A fast algorithm to compute a curve of confidence upper bounds for the False Discovery Proportion using a reference family with a forest structure
Guillermo Durand
TL;DR
The paper tackles the challenge of computing a full curve of post hoc FDP bounds $V^*_{\mathfrak{R}}(S_t)$ along a nested sequence of hypothesis sets, by exploiting forest-structured reference families. It introduces pruning of the forest and, most importantly, a fast $O(m|\mathcal{K}|)$ curve-computation algorithm that maintains per-region counters and a partition to update the curve efficiently; the core identity $V^*_{\mathfrak{R}}(S_t)=\sum_{k\in\mathcal{P}^t} \zeta_k \wedge |S_t\cap R_k|$ enables linear-time progression along the path. The authors provide a rigorous proof framework for the curve updates, implement the methods in the RR-base package, and demonstrate substantial speedups via numerical experiments across large-scale scenarios.
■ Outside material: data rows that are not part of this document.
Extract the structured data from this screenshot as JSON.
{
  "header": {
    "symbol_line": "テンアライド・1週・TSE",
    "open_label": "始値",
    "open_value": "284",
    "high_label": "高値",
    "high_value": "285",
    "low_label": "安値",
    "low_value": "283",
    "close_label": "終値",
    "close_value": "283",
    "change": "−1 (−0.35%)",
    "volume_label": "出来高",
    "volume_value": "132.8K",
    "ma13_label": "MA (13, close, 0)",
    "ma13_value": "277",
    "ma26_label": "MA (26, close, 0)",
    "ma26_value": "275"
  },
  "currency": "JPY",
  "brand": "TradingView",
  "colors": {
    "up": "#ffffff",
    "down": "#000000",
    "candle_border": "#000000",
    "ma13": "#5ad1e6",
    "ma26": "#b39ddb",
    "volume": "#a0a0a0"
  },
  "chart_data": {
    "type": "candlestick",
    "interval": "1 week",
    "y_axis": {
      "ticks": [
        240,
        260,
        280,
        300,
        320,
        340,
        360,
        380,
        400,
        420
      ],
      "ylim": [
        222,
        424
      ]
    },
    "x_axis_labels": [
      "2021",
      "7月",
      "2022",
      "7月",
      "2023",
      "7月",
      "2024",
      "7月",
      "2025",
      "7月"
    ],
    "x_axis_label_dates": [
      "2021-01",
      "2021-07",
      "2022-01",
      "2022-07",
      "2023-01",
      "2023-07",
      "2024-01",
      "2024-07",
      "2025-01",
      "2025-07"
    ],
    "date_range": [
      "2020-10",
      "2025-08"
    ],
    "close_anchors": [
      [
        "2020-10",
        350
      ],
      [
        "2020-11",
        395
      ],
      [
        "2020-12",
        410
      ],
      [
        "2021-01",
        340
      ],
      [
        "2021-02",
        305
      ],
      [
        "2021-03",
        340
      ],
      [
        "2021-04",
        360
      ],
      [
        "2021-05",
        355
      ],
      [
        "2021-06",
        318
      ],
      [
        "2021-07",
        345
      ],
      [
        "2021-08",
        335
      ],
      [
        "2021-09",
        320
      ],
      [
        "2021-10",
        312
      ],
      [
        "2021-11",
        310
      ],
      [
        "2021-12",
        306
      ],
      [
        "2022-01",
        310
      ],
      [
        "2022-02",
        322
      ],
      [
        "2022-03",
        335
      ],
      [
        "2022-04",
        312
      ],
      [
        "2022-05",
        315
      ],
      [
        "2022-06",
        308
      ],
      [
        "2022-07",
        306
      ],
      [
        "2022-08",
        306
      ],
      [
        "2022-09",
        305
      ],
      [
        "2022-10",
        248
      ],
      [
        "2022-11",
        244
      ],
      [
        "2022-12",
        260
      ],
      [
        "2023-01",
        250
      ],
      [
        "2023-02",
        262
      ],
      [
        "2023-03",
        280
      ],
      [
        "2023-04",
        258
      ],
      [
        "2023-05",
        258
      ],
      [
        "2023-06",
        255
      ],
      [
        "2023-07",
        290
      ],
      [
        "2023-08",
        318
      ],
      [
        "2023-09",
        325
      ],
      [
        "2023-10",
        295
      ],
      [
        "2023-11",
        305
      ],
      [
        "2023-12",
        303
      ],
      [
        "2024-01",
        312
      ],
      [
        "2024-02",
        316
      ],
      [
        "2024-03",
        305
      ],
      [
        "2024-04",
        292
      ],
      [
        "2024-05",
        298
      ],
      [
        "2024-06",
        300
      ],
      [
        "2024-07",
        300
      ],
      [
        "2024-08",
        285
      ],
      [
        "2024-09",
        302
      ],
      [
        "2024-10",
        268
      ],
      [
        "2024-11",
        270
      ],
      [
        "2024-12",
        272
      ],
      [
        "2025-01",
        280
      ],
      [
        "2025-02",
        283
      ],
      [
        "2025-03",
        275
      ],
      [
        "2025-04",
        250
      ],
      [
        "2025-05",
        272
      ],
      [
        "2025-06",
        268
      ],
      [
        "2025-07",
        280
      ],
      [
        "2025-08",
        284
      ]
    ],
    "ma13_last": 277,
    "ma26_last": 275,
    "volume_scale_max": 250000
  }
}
This work significantly improves the practicality of extensive FDP-bound exploration in high-dimensional multiple testing, enabling exact curve computation and broader empirical study of post hoc inference strategies.
Abstract
This paper presents a new algorithm (and an additional trick) that allows to compute fastly an entire curve of post hoc bounds for the False Discovery Proportion when the underlying bound $V^*_{\mathfrak{R}}$ construction is based on a reference family $\mathfrak{R}$ with a forest structure {à} la Durand et al. (2020). By an entire curve, we mean the values $V^*_{\mathfrak{R}}(S_1),\dotsc,V^*_{\mathfrak{R}}(S_m)$ computed on a path of increasing selection sets $S_1\subsetneq\dotsb\subsetneq S_m$, $|S_t|=t$. The new algorithm leverages the fact that going from $S_t$ to $S_{t+1}$ is done by adding only one hypothesis.